Human disease

Sequence variants in SLITRK1 are associated with Tourette's syndrome. Abelson, J. F. et al. Science 310, 317–320 (2005)

Tourette syndrome (TS) has been associated in linkage studies with regions on several human chromosomes, but this paper is the first to study a specific candidate gene. SLIT and NTRK-like 1 (SLITRK1) was identified because of its proximity to a chromosomal inversion in a child with TS. In other patients, a frameshift mutation and a microRNA-binding site mutation in SLITRK1 were found. Expression patterns in the brain of SLITRK1 and the microRNA, and the ability of wild-type SLITRK1 to promote dendritic growth, further support a role for SLITRK1 in TS.

Mouse models

The homeodomain transcription factor Irx5 establishes the mouse cardiac ventricular repolarization gradient. Costantini, D. L. et al. Cell 123, 347–358 (2005)

The rhythmic beating of the heart depends on waves of depolarization and repolarization, with defects in the latter leading to arrhythmia. This study demonstrates that mice that lack the Irx5 transcription factor are susceptible to fatal arrhythmias because they overexpress the Kv4,2 potassium channel. Irx5 negatively regulates Kv4,2 and is expressed in an opposing gradient. Together these two proteins establish the potassium gradients that ensure repolarization.

RNA world

DICER-LIKE 4 is required for RNAi and produces the 21nt siRNA component of the plant cell-to-cell silencing signal. Dunoyer, P., Himber, C. & Voinnet, O. Nature Genet. 6 November 2005 (10.1038/ng1675)

In plants, the production of 21-nt small interfering RNAs (siRNAs) leads to the degradation of homologous RNAs, and this silencing signal can also move between cells. This paper reports the long-awaited identification of the Dicer protein that is involved in the silencing process.
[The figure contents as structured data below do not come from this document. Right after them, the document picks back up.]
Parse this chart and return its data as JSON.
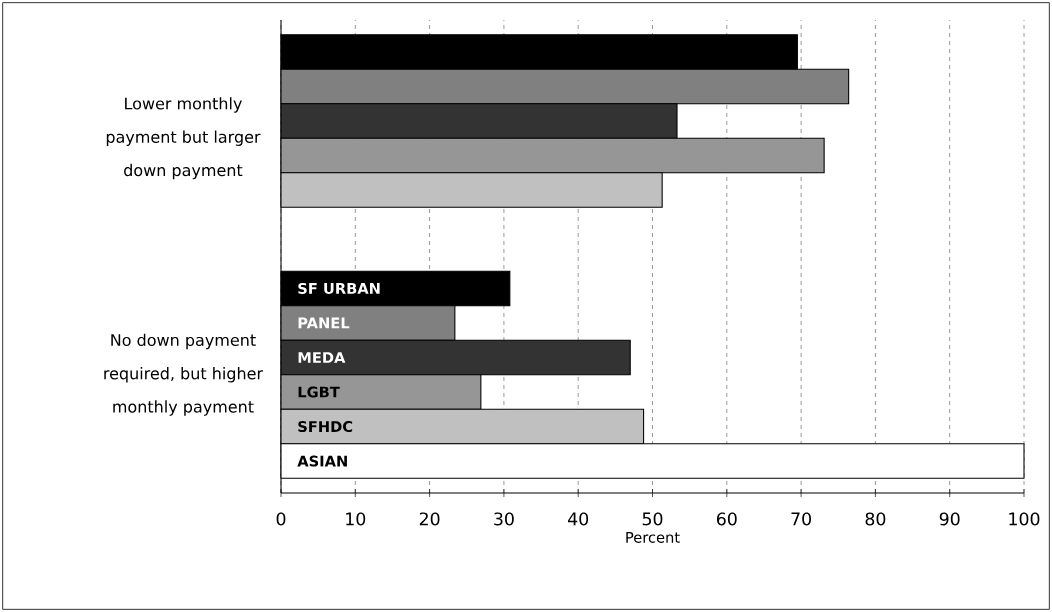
{
  "chart_data": {
    "type": "bar",
    "orientation": "horizontal",
    "xlabel": "Percent",
    "categories": [
      "Lower monthly payment but larger down payment",
      "No down payment required, but higher monthly payment"
    ],
    "series": [
      {
        "name": "SF URBAN",
        "color": "#000000",
        "values": [
          69.5,
          30.8
        ]
      },
      {
        "name": "PANEL",
        "color": "#808080",
        "values": [
          76.4,
          23.4
        ]
      },
      {
        "name": "MEDA",
        "color": "#333333",
        "values": [
          53.3,
          47.0
        ]
      },
      {
        "name": "LGBT",
        "color": "#969696",
        "values": [
          73.1,
          26.9
        ]
      },
      {
        "name": "SFHDC",
        "color": "#c0c0c0",
        "values": [
          51.3,
          48.8
        ]
      },
      {
        "name": "ASIAN",
        "color": "#ffffff",
        "values": [
          null,
          100
        ]
      }
    ],
    "xlim": [
      0,
      100
    ],
    "xticks": [
      0,
      10,
      20,
      30,
      40,
      50,
      60,
      70,
      80,
      90,
      100
    ],
    "grid": "x",
    "legend": false
  }
}
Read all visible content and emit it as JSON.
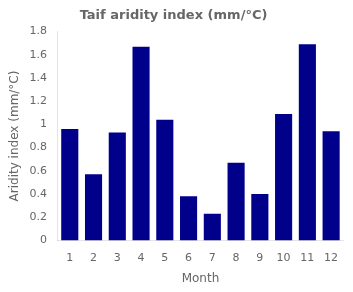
{
  "chart_data": {
    "type": "bar",
    "title": "Taif aridity index (mm/°C)",
    "xlabel": "Month",
    "ylabel": "Aridity index (mm/°C)",
    "x": [
      1,
      2,
      3,
      4,
      5,
      6,
      7,
      8,
      9,
      10,
      11,
      12
    ],
    "values": [
      0.96,
      0.57,
      0.93,
      1.67,
      1.04,
      0.38,
      0.23,
      0.67,
      0.4,
      1.09,
      1.69,
      0.94
    ],
    "color": "#00008B",
    "xlim": [
      0.5,
      12.5
    ],
    "xticks": [
      1,
      2,
      3,
      4,
      5,
      6,
      7,
      8,
      9,
      10,
      11,
      12
    ],
    "ylim": [
      0,
      1.8
    ],
    "yticks": [
      0,
      0.2,
      0.4,
      0.6,
      0.8,
      1.0,
      1.2,
      1.4,
      1.6,
      1.8
    ],
    "grid": false
  }
}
By analysing Arabidopsis thaliana mutants that are deficient in cell-to-cell silencing, the authors showed that DICER-LIKE 4 is required to produce the 21-nt siRNAs that mediate this form of RNA interference.

Computational biology

Genomic variability within an organism exposes its cell lineage tree. Frumkin, D. & Wasserstrom, A. et al. PLoS Comp. Biol. 1, e50 (2005)

Reconstructing the cell-lineage tree of Caenorhabditis elegans was a tremendous feat, and was made possible by the transparency of the organism and its relatively few cells. The paper shows that it is feasible to accurately determine the cell-lineage trees of complex organisms by analysing the pattern of microsatellite mutations that accumulate during somatic cell divisions. Although the approach is currently only applicable to small cell populations, it might one day be powerful enough to reconstruct the cell-lineage tree of an entire human.